# If $f \in \operatorname{Hol}(D)$, $f(\frac{1}{2}) + f(-\frac{1}{2}) = 0$, prove that $|f(0)| \leq \frac{1}{4}$

If $f \in \operatorname{Hol}(D),f(\frac{1}{2}) + f(-\frac{1}{2}) = 0$, prove that $|f(0)| \leq \frac{1}{4}$

$D = \{ z \in \mathbb{C} : |z| < 1 \}$

My thoughts so far: Let's say $f(0) = a$. Define $g = \frac{z-a}{1-\bar{a}z}$ and $h(z) = (g(f(z))$ Now all the conditions for the Shwarz lemma are met, and I can conclude that $|h(\frac{1}{2})| \leq \frac{1}{2}$ and $|h(-\frac{1}{2})| \leq \frac{1}{2}$. The idea would then be to multiply the two inequalities together and try to somehow separate $a$, but the algebra gets really messy and I feel like I'm doing something wrong. Any help would be appreciated!

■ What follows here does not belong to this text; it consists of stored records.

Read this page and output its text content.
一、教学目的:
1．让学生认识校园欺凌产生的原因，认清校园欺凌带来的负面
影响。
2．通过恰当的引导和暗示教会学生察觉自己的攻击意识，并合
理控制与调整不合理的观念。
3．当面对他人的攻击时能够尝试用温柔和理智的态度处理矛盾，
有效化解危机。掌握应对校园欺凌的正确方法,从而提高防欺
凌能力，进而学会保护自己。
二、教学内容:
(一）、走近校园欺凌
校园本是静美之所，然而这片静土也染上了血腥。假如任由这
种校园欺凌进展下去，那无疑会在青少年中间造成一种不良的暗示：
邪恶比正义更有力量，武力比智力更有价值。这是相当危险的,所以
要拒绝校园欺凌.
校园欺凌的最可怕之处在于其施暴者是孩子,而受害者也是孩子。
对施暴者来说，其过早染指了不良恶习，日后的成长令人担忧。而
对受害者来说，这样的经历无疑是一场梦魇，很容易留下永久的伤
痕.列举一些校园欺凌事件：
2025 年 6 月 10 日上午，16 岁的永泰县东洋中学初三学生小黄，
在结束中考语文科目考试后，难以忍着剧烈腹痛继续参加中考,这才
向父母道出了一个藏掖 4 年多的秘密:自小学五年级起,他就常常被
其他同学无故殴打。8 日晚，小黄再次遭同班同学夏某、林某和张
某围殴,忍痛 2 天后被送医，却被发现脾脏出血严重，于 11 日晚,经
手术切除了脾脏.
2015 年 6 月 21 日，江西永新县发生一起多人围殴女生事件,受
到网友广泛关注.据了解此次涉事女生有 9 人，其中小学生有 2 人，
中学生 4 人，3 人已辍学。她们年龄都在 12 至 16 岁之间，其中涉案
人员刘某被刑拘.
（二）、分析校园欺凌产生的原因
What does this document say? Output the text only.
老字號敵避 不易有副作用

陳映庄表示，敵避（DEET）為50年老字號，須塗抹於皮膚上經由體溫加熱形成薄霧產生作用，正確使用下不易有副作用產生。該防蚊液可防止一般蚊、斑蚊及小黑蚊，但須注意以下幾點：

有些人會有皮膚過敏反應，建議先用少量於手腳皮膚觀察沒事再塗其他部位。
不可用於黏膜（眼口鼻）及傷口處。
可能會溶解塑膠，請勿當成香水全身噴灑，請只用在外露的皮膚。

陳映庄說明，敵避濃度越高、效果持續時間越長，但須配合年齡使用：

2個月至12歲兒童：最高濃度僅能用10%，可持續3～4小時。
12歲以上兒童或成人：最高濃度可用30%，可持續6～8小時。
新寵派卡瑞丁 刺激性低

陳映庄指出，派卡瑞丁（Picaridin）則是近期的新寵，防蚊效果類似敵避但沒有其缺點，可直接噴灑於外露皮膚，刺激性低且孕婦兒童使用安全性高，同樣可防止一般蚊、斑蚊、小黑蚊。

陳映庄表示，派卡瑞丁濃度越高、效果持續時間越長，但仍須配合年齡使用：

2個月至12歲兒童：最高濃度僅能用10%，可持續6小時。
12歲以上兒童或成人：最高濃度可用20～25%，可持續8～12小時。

$(f(z) + f(-z))/2$ is an even function in $D$. It follows (see below) that there exists a holomorphic function $g$ in $D$ such that $$g(z^2) = \frac{f(z)+f(-z)}{2} \, .$$ $g$ satisfies $|g(z)| < 1$ in $D$ and $g( \frac 14) = 0$. Then $$h(z) = g \bigl(\frac{z + \frac 14}{1+ \frac 14 z} \bigr)$$ satisfies $|h(z)| < 1$ in $D$ and $h(0) = 0$.

It follows from Schwarz lemma that $|h(z)| \le |z|$ in $D$ and in particular $$\frac 14 \ge |h(-\frac 14)| = |g(0)| = |f(0)| \, .$$

The example $$f(z) = \frac{z^2 - \frac 14}{1 - \frac 14 z^2}$$ with $f(\frac 12) = f (-\frac 12) = 0$ and $f(0) = -\frac 14$ shows that the bound $|f(0)| \le \frac 14$ is best possible.

Existence of $g$: If $F$ is an even holomorphic function in the unit disk $D$ then its power series has only terms with even exponents: $$F(z) = \sum_{n = 0}^\infty a_{2n} z^{2n} \, . \tag 1$$ Now define $g$ as $$g(z) = \sum_{n = 0}^\infty a_{2n} z^n \, . \tag 2$$ It is easy to see that if $R$ is the radius of convergence of $(1)$ then $R^2$ is the radius of convergence of $(2)$. Therefore $g$ is holomorphic in $D$ and satisfies $g(z^2) = F(z) \,$.

• Thanks for this answer. Why does g exist?
– John
Mar 5, 2015 at 22:10
• @John: The power series of an even function has only terms with even exponents: $a_0 + a_2 z^2 + a_4 z^4 + ...$. Then you can define $g(z) = a_0 + a_2 z^1 + a_4 z^2 + ...$. (There are probably other methods as well.) Mar 5, 2015 at 22:14
• Do you mean $g(1/2)=0$ Mar 5, 2015 at 22:57
• @Elaqqad: No. Setting $z=\frac 12$ in the first equation gives $g( \frac 14) = (f( \frac 12) + f(- \frac12))/2 = 0$. Writing the rhs as a function of $z^2$ is the important point here, otherwise you would only get $|f(0)| \le \frac 12$. Mar 5, 2015 at 22:59
• @Micah: Thanks for fixing my typo! Mar 5, 2015 at 23:02